Giusi Quarenghi cattura il fare… “Fare poesia è fare come se… Se di una scopa dico: ‘facciamo come se fosse il mio cavallo’, io so che nessuno mi prenderà. Il ‘come se’ mi salva. E allora la p mi salva e dico: fare poesia è come fare il pane. Poesia viene dal greco poièo che significa fare. Quindi non ispirazione, divinità, mistero, semplicemente fare. La parola pane è già una dispensa, anche sapienziale; si aggira nei proverbi con forte valenza ossimorica, perché contiene tanto la sazietà, quanto la fame, la vita e la morte, la necessità e il desiderio. La rivoluzione e la schiavitù. Quante rivoluzioni per il pane. Quanti servi e quanti lacché per il pane (e per il companatico!).”
Elisa Biagini scrive “quando scrivo di solito lavoro su un tema che ho studiato e approfondito, quindi il contenuto ha la priorità: Solo successivamente quando il materiale è stato digerito, emergono le emozioni che a questo si legano, emergono le immagini forti.

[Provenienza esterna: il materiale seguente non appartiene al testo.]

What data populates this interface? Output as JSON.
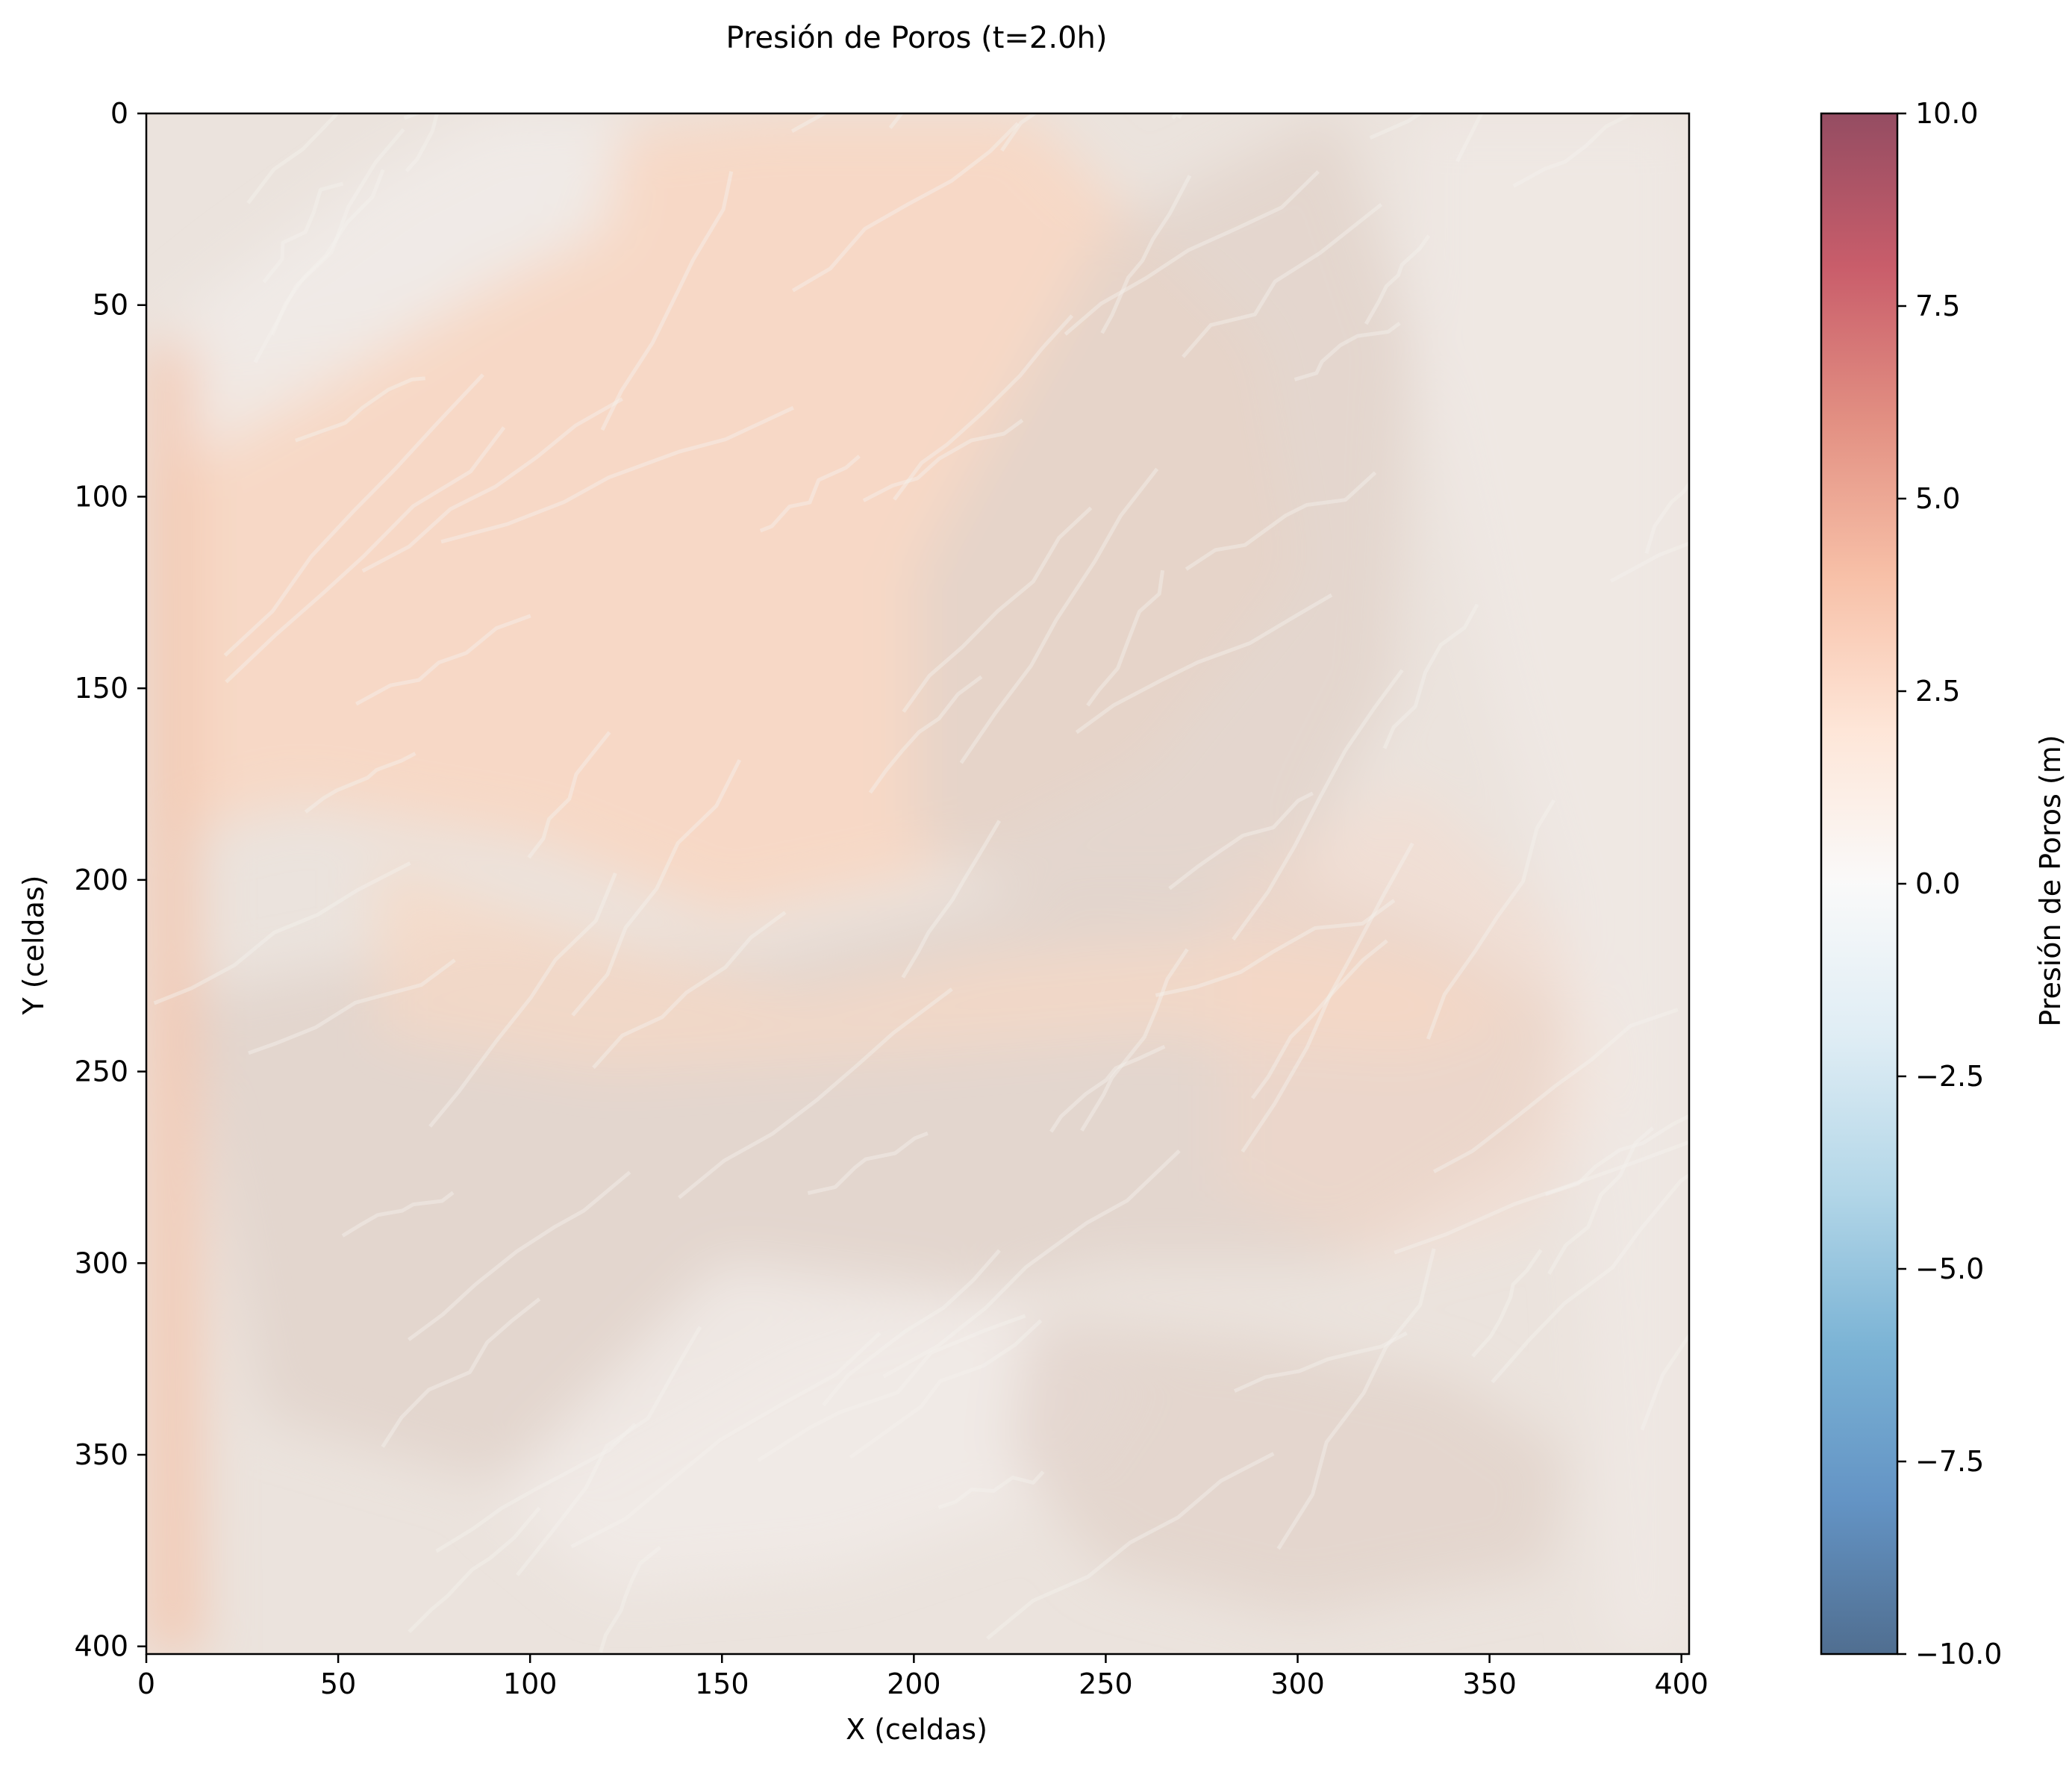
{
  "chart_data": {
    "type": "heatmap",
    "title": "Presión de Poros (t=2.0h)",
    "xlabel": "X (celdas)",
    "ylabel": "Y (celdas)",
    "xlim": [
      0,
      402
    ],
    "ylim": [
      402,
      0
    ],
    "x_ticks": [
      0,
      50,
      100,
      150,
      200,
      250,
      300,
      350,
      400
    ],
    "y_ticks": [
      0,
      50,
      100,
      150,
      200,
      250,
      300,
      350,
      400
    ],
    "y_axis_inverted": true,
    "colorbar": {
      "label": "Presión de Poros (m)",
      "min": -10.0,
      "max": 10.0,
      "ticks": [
        10.0,
        7.5,
        5.0,
        2.5,
        0.0,
        -2.5,
        -5.0,
        -7.5,
        -10.0
      ],
      "tick_labels": [
        "10.0",
        "7.5",
        "5.0",
        "2.5",
        "0.0",
        "−2.5",
        "−5.0",
        "−7.5",
        "−10.0"
      ],
      "colormap": "RdBu_r",
      "colormap_stops": [
        "#053061",
        "#2166ac",
        "#4393c3",
        "#92c5de",
        "#d1e5f0",
        "#f7f7f7",
        "#fddbc7",
        "#f4a582",
        "#d6604d",
        "#b2182b",
        "#67001f"
      ],
      "alpha": 0.7
    },
    "field_summary": "Presión de poros cercana a 0–1.5 m en casi todo el dominio, sobre un sombreado de relieve gris; zonas con presión ligeramente positiva (≈1–2 m) en el cuadrante superior izquierdo, bandas centrales y franja izquierda.",
    "grid": false,
    "legend": "none"
  },
  "colors": {
    "base": "#ebe3dd",
    "warm": "#f8d8c5",
    "warm_strong": "#f3c7b0",
    "neutral_dark": "#e2d3cb",
    "pale": "#f1ebe8",
    "contour": "#f5f1ee"
  }
}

E poi è il momento del suono, dell’armonia che spesso bilancia l’intensità delle immagini, un contrasto caldo-freddo, un dickinsoniano fuoco dentro il ghiaccio.”
Andrea Zanzotto dice “… quando si scrive poesia si è costretti a partire per scrivere qualcosa, ma non si sa mai quello che apparirà. C’è veramente un momento in cui uno perde il contatto, non dico con la progettualità, ma addirittura con la compulsione sotterranea che lo spinge a scrivere senza sapere neanche il perché, sente che deve scrivere entro un largo campo di argomenti, ma poi che cosa nascerà?”
Non può saperlo perché esiste uno strato in tutti noi che comunica con tutti noi, come un inconscio collettivo che attraversa anche le lingue e i tempi. Da qui attinge chi fa poesia.